Deacon decided to join them on their level and strap himself beside Jim, who sat at the main controls, twisting his arm and plugging it into the hardware. Deacon wrapped himself in his arms to curb a chill as a strange shiver navigated from the base of his torso to his neck. On the screen, a gray blob appeared.

“Something’s wrong,” Deacon said. “It is possible that Travers may have inadvertently led the diabolical creature here? Oh no. Fool that I am not to have seen this! The spell over Travers is too deep. I witnessed it on Nix. Oh my God of Anglo, Travers has led him here, right to us. Get us out of here now, Jim!”

“Master, I am navigating as quickly as I can.”

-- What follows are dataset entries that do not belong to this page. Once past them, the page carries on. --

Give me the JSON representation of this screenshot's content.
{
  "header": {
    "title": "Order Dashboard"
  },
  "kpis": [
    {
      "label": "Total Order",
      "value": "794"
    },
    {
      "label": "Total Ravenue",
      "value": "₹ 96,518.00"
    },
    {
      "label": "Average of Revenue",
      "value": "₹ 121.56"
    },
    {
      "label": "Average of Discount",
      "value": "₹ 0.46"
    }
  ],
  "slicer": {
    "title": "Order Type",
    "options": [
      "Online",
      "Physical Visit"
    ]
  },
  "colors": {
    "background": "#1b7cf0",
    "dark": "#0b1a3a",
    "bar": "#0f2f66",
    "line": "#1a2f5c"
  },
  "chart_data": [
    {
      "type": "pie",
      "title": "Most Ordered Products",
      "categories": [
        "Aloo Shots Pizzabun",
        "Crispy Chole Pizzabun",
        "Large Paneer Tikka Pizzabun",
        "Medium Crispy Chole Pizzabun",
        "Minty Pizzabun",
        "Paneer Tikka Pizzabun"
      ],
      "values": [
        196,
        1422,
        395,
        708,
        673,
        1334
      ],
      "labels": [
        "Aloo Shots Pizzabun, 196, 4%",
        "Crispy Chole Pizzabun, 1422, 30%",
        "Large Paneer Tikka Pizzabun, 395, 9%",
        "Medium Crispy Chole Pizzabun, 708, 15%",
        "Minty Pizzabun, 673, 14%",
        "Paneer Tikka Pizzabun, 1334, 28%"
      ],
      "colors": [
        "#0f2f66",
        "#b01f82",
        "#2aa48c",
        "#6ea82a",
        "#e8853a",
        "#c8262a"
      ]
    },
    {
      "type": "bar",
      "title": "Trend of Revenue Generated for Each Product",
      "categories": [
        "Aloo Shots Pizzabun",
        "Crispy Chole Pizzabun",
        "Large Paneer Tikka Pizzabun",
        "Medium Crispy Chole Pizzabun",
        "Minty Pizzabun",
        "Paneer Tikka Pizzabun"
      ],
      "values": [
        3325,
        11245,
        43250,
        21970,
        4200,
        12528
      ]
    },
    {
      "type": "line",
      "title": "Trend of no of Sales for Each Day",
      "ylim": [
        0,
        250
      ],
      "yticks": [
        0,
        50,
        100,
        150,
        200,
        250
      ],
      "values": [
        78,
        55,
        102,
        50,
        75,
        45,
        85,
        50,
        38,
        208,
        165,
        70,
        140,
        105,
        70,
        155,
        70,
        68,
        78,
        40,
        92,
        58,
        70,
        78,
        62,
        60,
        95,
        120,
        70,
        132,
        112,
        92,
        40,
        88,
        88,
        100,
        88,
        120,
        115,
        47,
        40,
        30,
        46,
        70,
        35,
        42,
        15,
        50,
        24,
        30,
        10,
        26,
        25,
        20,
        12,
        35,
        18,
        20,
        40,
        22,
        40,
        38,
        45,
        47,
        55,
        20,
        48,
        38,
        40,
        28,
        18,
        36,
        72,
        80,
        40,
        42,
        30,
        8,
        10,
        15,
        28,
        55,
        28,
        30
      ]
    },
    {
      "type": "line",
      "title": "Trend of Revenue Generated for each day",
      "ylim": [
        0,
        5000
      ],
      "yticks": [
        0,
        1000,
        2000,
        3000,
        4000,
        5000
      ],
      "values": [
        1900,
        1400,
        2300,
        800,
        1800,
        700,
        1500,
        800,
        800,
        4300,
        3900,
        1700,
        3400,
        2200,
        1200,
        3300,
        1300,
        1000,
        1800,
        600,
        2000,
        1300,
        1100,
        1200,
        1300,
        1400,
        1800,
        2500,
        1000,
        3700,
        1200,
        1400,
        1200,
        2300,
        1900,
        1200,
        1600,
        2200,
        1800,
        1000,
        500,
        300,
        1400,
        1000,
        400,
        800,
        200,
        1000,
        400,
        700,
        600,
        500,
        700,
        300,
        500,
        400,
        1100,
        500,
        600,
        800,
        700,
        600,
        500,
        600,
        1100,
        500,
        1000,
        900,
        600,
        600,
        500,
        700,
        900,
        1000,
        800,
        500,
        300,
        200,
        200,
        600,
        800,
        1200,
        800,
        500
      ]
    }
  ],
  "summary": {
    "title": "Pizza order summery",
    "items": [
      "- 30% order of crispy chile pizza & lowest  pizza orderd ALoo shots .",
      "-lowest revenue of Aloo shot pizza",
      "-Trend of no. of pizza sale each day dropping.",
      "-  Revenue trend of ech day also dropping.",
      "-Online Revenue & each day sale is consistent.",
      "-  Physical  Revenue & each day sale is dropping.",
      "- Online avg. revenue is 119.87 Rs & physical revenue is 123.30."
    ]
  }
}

Unexpectedly, Travers hailed Deacon from the deck above. He was standing at the top of the stairs, casting a wild-eyed gaze on the threesome below, staggering, his wounds now spotting blood through the bandages. “He is here. He is-s-s… s-s-s-s here.”

Quobit corralled Travers’s body just as he slumped.

“Gem, you must drug Travers. Render him unconscious as long as the foreign ship nears.” As Gem ascended to help Quobit attend to Travers, Deacon, through parted lips, whispered, “My friend, please hang on to hope.” Then he asked of Jim, “How long to top speed?”

“Not until we move out of the electrical cloud. It is too dangerous to accelerate now. Secure yourself tightly, please.” As Jim directed the ship to the nearest exit out of the cloud, Deacon eyed the monitor in front of Jim in time to see the object change course to duplicate their move. Gem joined them.

“Do they gain on us?”

“Yes, sire, slowly but definitely.”

“Even with the repaired engines?”

Jim delayed his response but eventually spoke. “Yes.”

“We have to take a chance. Get us out of here, Jim.”

“No, sire, the engines are cold and the magnetic and electr—”

“I order you. Do it! Or we perish.”

“My prime function is to protect you. The odds of navigating through the nebula at top speed are not in our favor: approximately six thousand eight hundred and five to one. Uncharted meteors and gravity bunches may block our way. The engines could not respond in time to correct the path. Your life cannot be risked.”